Acácia Negra


Aproveitei o horário do almoço para ir cortar o pelo.
Fui na Barbearia do China, ali na 716 Norte em Brasília, pertinho de um dos prédios em que trabalho.
Preço bom e sempre vazia.
Dessa vez, contudo, meu cabeleireiro estava ocupado.
Sentei-me para aguardar a minha vez quando uma jovem perguntou-me se era cabelo.
Falei que sim. E ela foi chamar o "China".
Eita, nunca tinha cortado o cabelo com a criatura que dá nome ao salão.
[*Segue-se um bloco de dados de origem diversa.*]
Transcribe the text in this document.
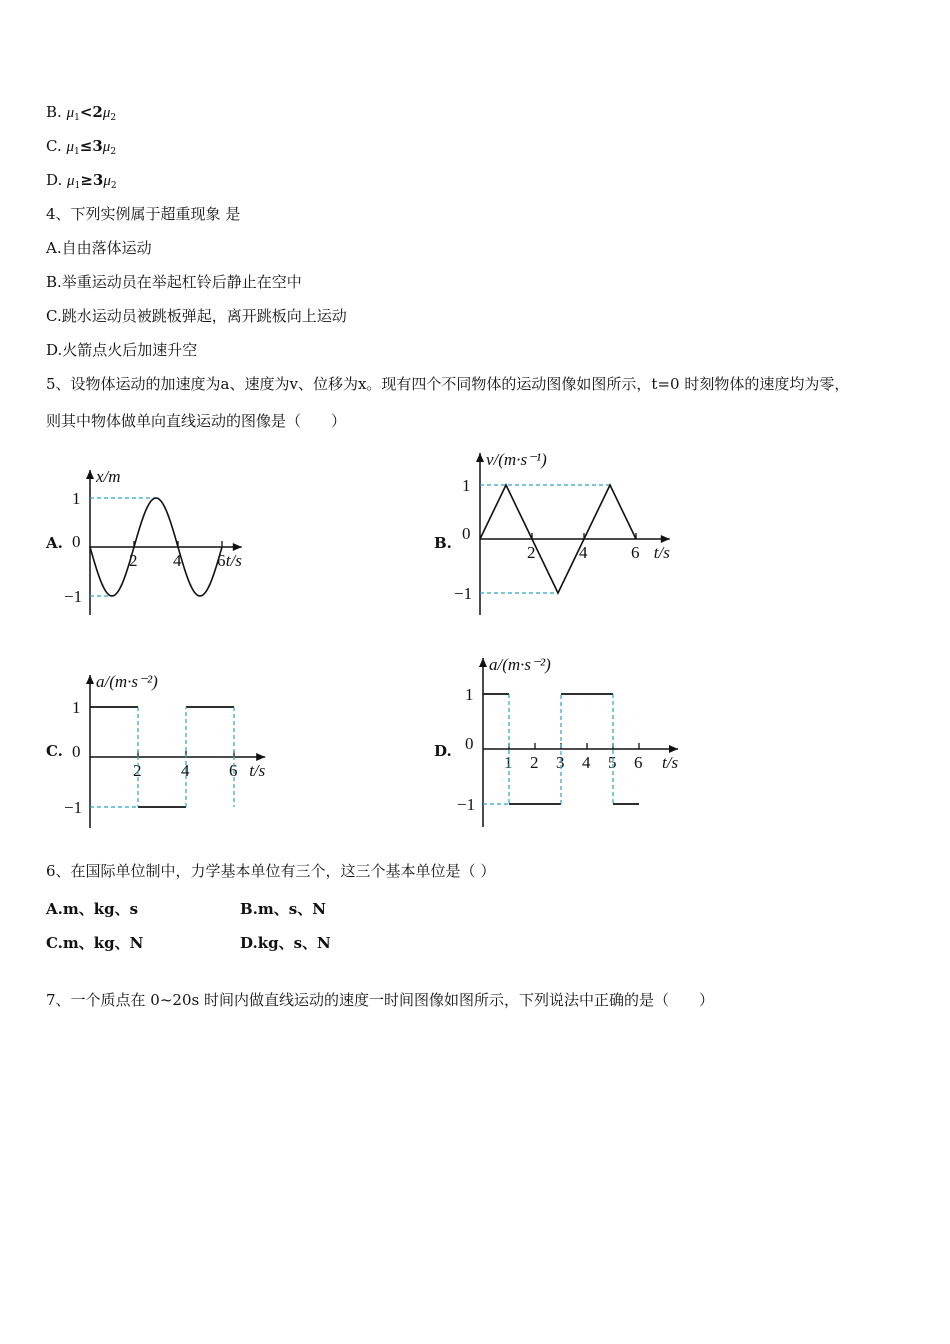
B. $\mu_1<2\mu_2$
C. $\mu_1\le 3\mu_2$
D. $\mu_1\ge 3\mu_2$
4、下列实例属于超重现象 是
A.自由落体运动
B.举重运动员在举起杠铃后静止在空中
C.跳水运动员被跳板弹起，离开跳板向上运动
D.火箭点火后加速升空
5、设物体运动的加速度为a、速度为v、位移为x。现有四个不同物体的运动图像如图所示，t=0 时刻物体的速度均为零，
则其中物体做单向直线运动的图像是（　　）
A.	B.
C.	D.
2 4 6
1
0
−1
x/m
t/s	2	4	6
1
0
−1
v/(m·s⁻¹)
t/s
2 4 6
1
0
−1
a/(m·s⁻²)
t/s	1 2 3 4 5 6
1
0
−1
a/(m·s⁻²)
t/s
6、在国际单位制中，力学基本单位有三个，这三个基本单位是（ ）
A.m、kg、s	B.m、s、N
C.m、kg、N	D.kg、s、N
7、一个质点在 0~20s 时间内做直线运动的速度一时间图像如图所示，下列说法中正确的是（　　）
O China era mais conversador do que o barbeiro que me atende há uns 5 anos.
Puxou logo assunto sobre a Mega-Sena acumulada. Disse-me que se tirasse a Sena iria reformar o salão.
Deu uma sonora risada, correndo risco com a navalha tão perto.
Mas China, você continuaria trabalhando?
Ele me disse que faria uma baita reforma no seu salão e passaria a atender os necessitados.
Agora meu sorriso murchou. Eita, sinto cheiro de crônica.
China, na verdade é o João Batista Florêncio Sampaio. Ele abriu seu próprio salão em 2000.
E me disse que "não se pode passar por essa vida sem ajudar".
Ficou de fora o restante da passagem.